I discovered this book thanks to my book loving friend Emma and now I cant wait to continue reading the rest of the Saxon Series by Bernard Cornwell. Historical novels about England have always enchanted me but this one goes back further than I usually go -- way back to the 9th century during the time the Danes were on the rampage and King Alfred (later to be dubbed the Great) was struggling to hang on to Wessex the only kingdom that hadnt been defeated by the invaders. The story is told through the eyes of Uhtred an English boy born to be a lord but orphaned and captured at the age of 10 by the Danish warrior Ragnar who raises him like his own son. As Uhtred grows into manhood, he is quickly assimilated into the wild and war-loving pagan world of his surrogate father whom he grows to love and emulate. But at heart he is still English and much of the books conflict centers around Uhtreds uncertainties when it comes to deciding where his loyalties lie. Naturally, a book whose central characters are 9th century Danish warriors is going to be full of blood and gore. The battle scenes are extremely graphic and so are the descriptions of what happened when the Vikings raided villages and settlements. Cornwell is a great story teller and as far as I can tell he researches his subject matter quite thoroughly. It was interesting to learn for instance that the term "viking" referred to the Danes only when they were raiding and not when they were engaged in battle. And I was fascinated by the descriptions of the Danish ships that struck terror into the hearts of the English, and the kind of battle strategies that were used at the time. It reminded me of an old Irish poem said to be written by a monk: "Bitter is the wind tonight/It ruffles the deep seas grizzled locks/I do not fear a crossing of the clear waves/By a band of greedy warriors from the North" Those greedy warriors from the North are front and center in this book that had me hooked from the first chapter. I couldn't wait to get back to it each time I had to put it down, and now I can't wait to get my hands on the next book in the series.

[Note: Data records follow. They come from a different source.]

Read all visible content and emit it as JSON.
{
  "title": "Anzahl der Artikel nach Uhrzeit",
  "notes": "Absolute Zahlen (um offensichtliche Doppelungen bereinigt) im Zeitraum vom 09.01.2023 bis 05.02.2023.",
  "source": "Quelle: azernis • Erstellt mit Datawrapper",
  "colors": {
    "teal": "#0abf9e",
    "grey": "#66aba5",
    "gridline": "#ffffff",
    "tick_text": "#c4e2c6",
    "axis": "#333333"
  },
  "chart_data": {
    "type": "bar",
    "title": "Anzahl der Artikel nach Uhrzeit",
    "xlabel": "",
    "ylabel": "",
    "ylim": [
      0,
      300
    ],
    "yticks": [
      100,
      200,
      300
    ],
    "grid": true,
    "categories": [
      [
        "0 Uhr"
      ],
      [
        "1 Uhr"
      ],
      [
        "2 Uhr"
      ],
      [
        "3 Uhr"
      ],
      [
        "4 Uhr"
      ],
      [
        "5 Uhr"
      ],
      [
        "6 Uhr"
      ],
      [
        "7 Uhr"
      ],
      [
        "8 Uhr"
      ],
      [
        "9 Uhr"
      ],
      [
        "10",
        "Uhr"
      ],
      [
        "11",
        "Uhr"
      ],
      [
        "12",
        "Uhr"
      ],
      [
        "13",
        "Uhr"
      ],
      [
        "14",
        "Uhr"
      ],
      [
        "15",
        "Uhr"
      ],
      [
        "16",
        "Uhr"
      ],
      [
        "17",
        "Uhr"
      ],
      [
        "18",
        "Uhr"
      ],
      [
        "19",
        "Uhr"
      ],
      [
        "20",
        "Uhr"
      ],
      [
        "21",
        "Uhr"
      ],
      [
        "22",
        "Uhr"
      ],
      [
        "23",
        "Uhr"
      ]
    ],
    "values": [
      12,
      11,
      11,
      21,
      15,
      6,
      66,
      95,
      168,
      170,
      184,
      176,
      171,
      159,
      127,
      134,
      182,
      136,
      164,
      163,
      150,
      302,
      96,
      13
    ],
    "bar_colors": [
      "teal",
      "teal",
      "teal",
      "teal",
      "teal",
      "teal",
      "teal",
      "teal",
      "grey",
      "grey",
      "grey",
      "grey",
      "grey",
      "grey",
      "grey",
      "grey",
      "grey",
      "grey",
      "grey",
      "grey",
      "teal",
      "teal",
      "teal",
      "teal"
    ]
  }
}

The Last Kningdom is vintage Cornwell historical fiction. I'd read a lot of his Sharpe series and was hesitant to explore an unknown series. But this book uis in the same histfict genre and explores an entuirely different era and people-excellent.
What a swash-buckling book this is! I was hooked from the start and couldn't wait to read what would happen next. If you like the TV show "Vikings" you will love this book. Our hero is taken at only 10 years old and grows up loving his adopted Viking life yet cannot let go of his original English heritage. His inner struggles, joys, growth and basically learning to "go with the flow" attitude allow him the life all young men dream of - overcoming all obstacles and loving the rough world around him. Weaving history with a lovable protagonist and action packed story, this is simply great writing!